A sophisticated app that you’re not proficient with will be more hindrance than help in circumstances where you don’t have surplus mental bandwidth. The same is true of avionics. You can’t go wrong with a KX-170B, but jumping into a G1000 cockpit cold for the same kind of recurrency I was doing just isn’t an option. Most schools require three to five hours of training just for the G1000. That would have doubled what I spent on this IPC and given me proficiency I absolutely do not need at the moment. The simple app, with geo-referencing, gives nice situational awareness relative to features like approach courses, navaids and airways. I like having that. On the other hand, the real fun of IFR flying for me was always the sheer abstraction of it: being able to determine my 3D position in space merely by the readings on a few instruments. It’s not unlike knowing a second language, whereas glass, for all its benefits, is like having the translation done for you.

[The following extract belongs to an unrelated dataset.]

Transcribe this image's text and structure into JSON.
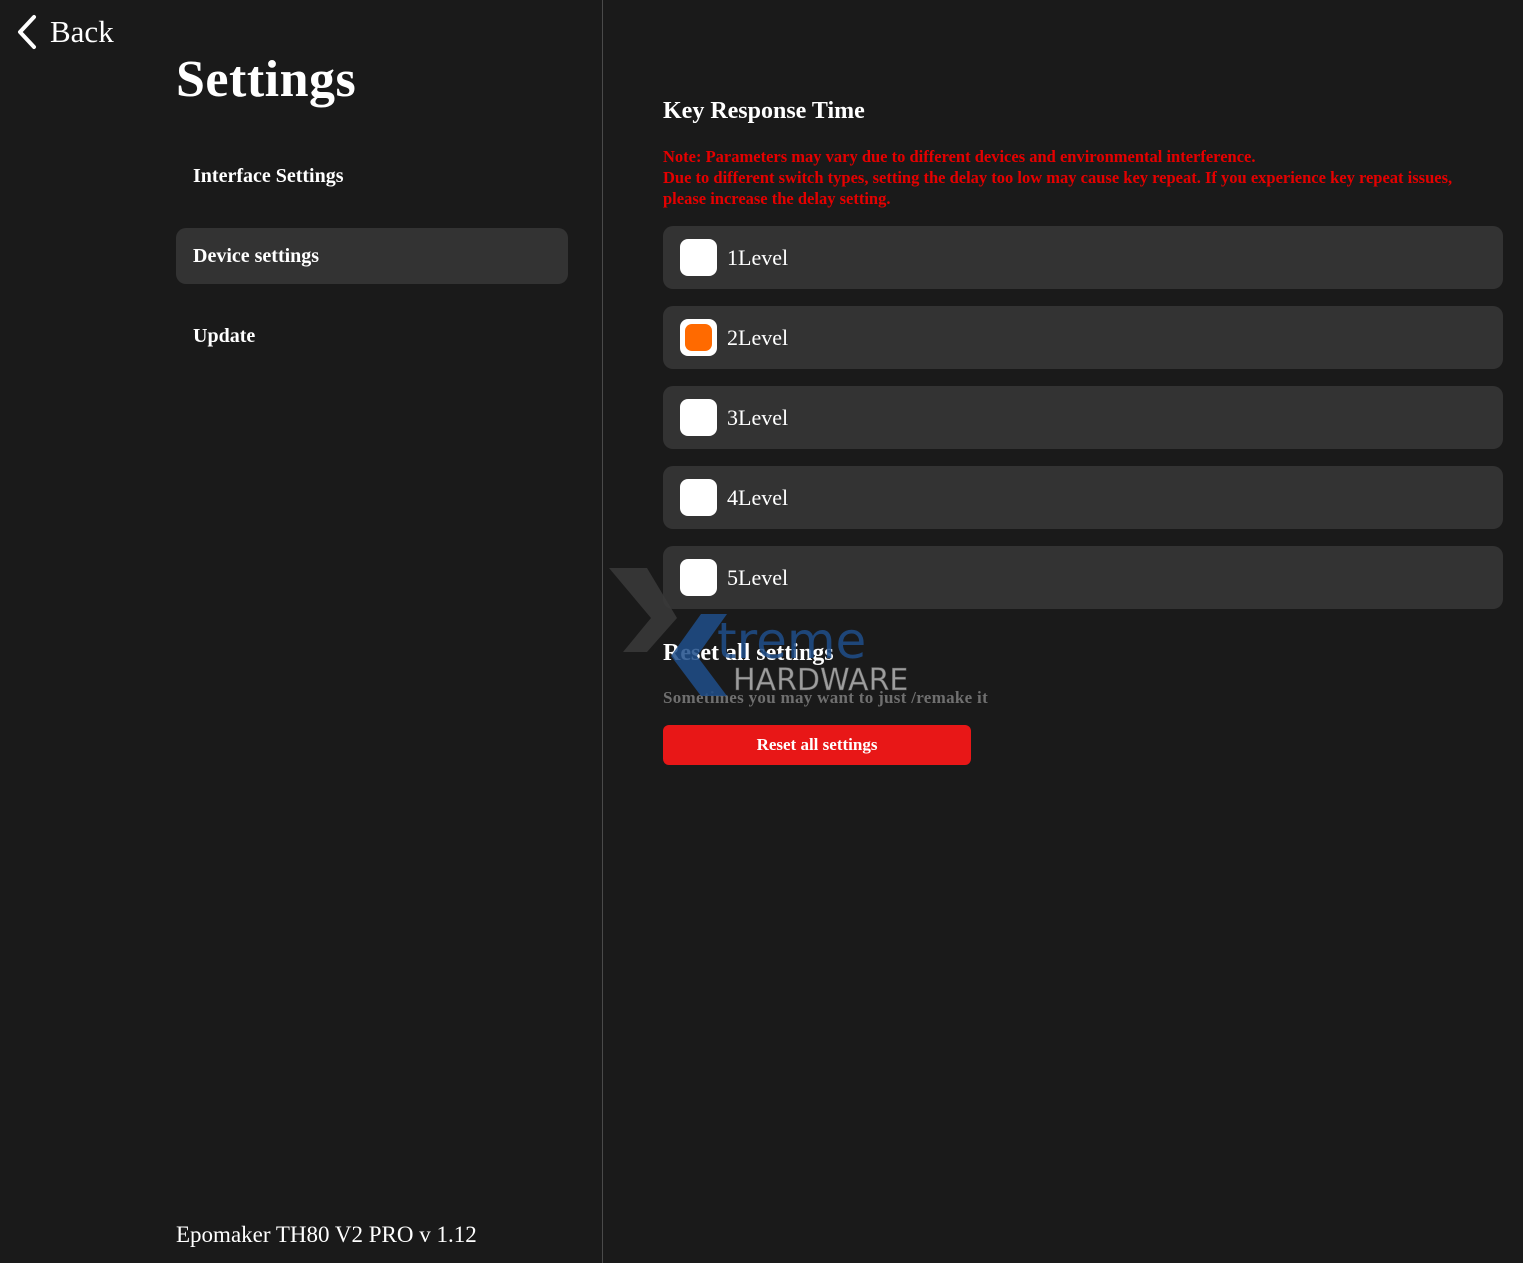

IFR flying is and probably always will be nothing but a giant head game in which the real skill is neither the scan, nor radio work, nor keeping needles centered, but how you apportion finite brain power to accomplish those tasks without making a smoking crater. Increasingly, the head is challenged by operating automation and remaining in an ever-more-complicated man-machine loop. Is the latter less of a skill or more of a skill? I think it’s just different. And that’s to say not harder or easier, safer or less safe, just different. Also more expensive. Not that I’m saying an analog panel with KX170Bs is my dream. It’s just a momentary reality.